Review of McGuire’s Teach Students How to Learn

I stumbled across Teach Students How to Learn by Saundra Yancy McGuire (Stylus, 2015). Like The New Science of Learning by Doyle and Zakrajsek, it contains some useful advice. Here is a brief review:

The bad

The book has an excessive amount of personal anecdote — such as conversations with and exam scores of individual students — but no presentation of statistically significant findings on overall changes in students’ performance. The author also favorably discusses learning styles and the Myers-Briggs inventory, neither of which is scientifically supported. A more concise presentation with a greater emphasis on empirical evidence would be more persuasive.

The good

McGuire’s focus is on teaching students about the benefits of metacognition, including a specific method of introducing them to Bloom’s taxonomy (Chapter 4). Why is this effective? In high school, students earn high grades without much effort, so they enter college suffering from illusory superiority and ignorant of the actual learning process. Coaching students on specific study strategies (Chapter 5) will therefore benefit them. One example: as professors, we typically know what shortcuts to employ to efficiently find and retain information contained in a book. Students, in contrast, may not know what an index is or how to use one. McGuire also rightly discusses the role of motivation in student learning (Chapters 7-9), and she points out that there are both student-related and professor-related barriers to motivation.
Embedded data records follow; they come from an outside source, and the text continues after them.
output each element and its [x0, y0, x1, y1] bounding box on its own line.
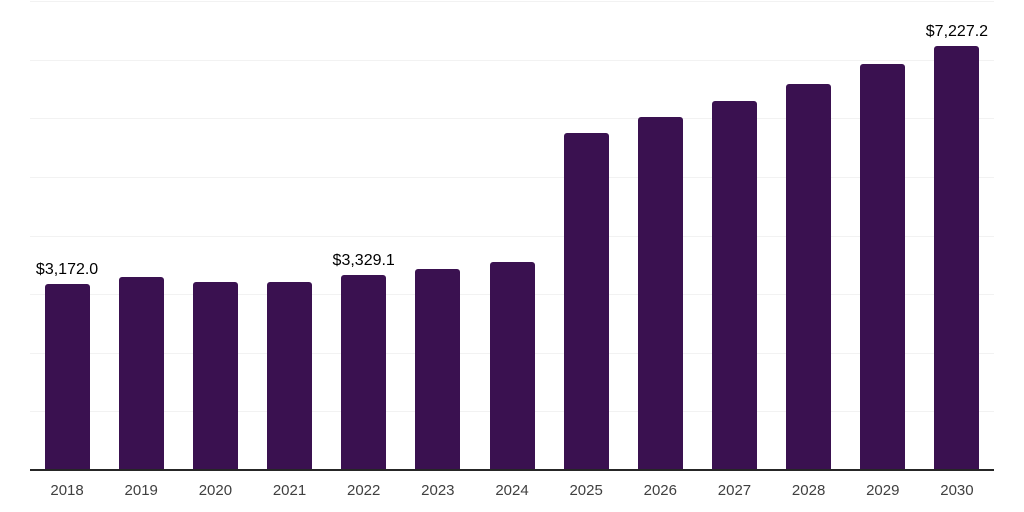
bar-2025	[563, 132, 609, 470]
x-tick-label-2019: 2019	[124, 482, 158, 499]
x-tick-label-2028: 2028	[791, 482, 826, 499]
bar-2020	[192, 281, 238, 470]
x-tick-label-2025: 2025	[569, 482, 603, 499]
bar-2027	[711, 100, 757, 470]
gridline-5000	[30, 176, 994, 178]
gridline-7000	[30, 59, 994, 61]
bar-2029	[860, 64, 906, 470]
bar-2022	[341, 274, 387, 470]
x-axis-line	[30, 469, 994, 471]
gridline-4000	[30, 235, 994, 237]
x-axis-tick-labels: 2018 2019 2020 2021 2022 2023 2024 2025 2026 2027…	[30, 482, 994, 507]
x-tick-label-2018: 2018	[50, 482, 84, 499]
x-tick-label-2029: 2029	[866, 482, 900, 499]
bar-2024	[489, 261, 535, 470]
x-tick-label-2026: 2026	[643, 482, 677, 499]
bar-value-label-2022: $3,329.1	[332, 251, 395, 269]
bar-value-label-2018: $3,172.0	[35, 261, 99, 279]
gridline-8000	[30, 1, 994, 2]
x-tick-label-2023: 2023	[421, 482, 455, 499]
x-tick-label-2027: 2027	[717, 482, 752, 499]
plot-area: $3,172.0 $3,329.1 $7,227.2	[30, 0, 994, 470]
bar-value-label-2030: $7,227.2	[925, 23, 989, 41]
x-tick-label-2030: 2030	[940, 482, 974, 499]
x-tick-label-2021: 2021	[272, 482, 307, 499]
bar-2030	[934, 46, 980, 470]
bar-2026	[637, 117, 683, 470]
gridline-6000	[30, 118, 994, 120]
bar-2028	[786, 83, 832, 470]
x-tick-label-2024: 2024	[495, 482, 529, 499]
bar-2023	[415, 268, 461, 470]
x-tick-label-2020: 2020	[198, 482, 233, 499]
bar-2021	[267, 281, 313, 470]
x-tick-label-2022: 2022	[347, 482, 381, 499]
bar-2019	[118, 277, 164, 470]
bar-2018	[44, 284, 90, 470]
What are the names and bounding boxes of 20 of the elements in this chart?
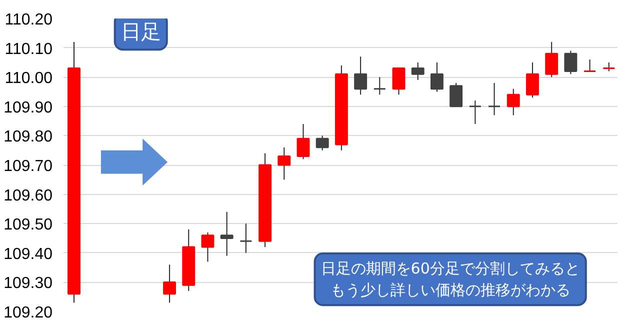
y-tick-label: 110.00 <box>4 70 53 88</box>
candlestick <box>220 211 234 256</box>
annotation: 日足の期間を60分足で分割してみるともう少し詳しい価格の推移がわかる <box>320 259 580 300</box>
candlestick <box>488 82 501 116</box>
y-tick-label: 109.20 <box>4 304 53 322</box>
candlestick <box>68 41 80 304</box>
candlestick <box>163 264 176 304</box>
y-tick-label: 109.70 <box>4 158 53 175</box>
y-tick-label: 110.10 <box>4 40 53 58</box>
y-tick-label: 109.90 <box>4 99 53 116</box>
y-tick-label: 109.50 <box>4 216 53 234</box>
y-tick-label: 109.60 <box>4 187 53 204</box>
y-tick-label: 109.40 <box>4 246 53 263</box>
annotation: 日足 <box>120 20 161 44</box>
y-tick-label: 109.80 <box>4 128 53 146</box>
candlestick <box>278 146 291 180</box>
candlestick <box>334 64 348 151</box>
candlestick <box>239 223 252 254</box>
y-tick-label: 110.20 <box>4 12 53 28</box>
y-tick-label: 109.30 <box>4 275 53 292</box>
These barriers can be mitigated by the instructor.

A final comment

The underlying assumption of this book is that students want to learn, and if they are equipped with the right tools, college becomes a more valuable and rewarding experience for them and their professors. While I think this is a noble and generally accurate sentiment, I’m seeing an increasing number of U.S. undergraduate students for whom college is simply a credentialing process. For these students, the diploma is the goal, learning is not.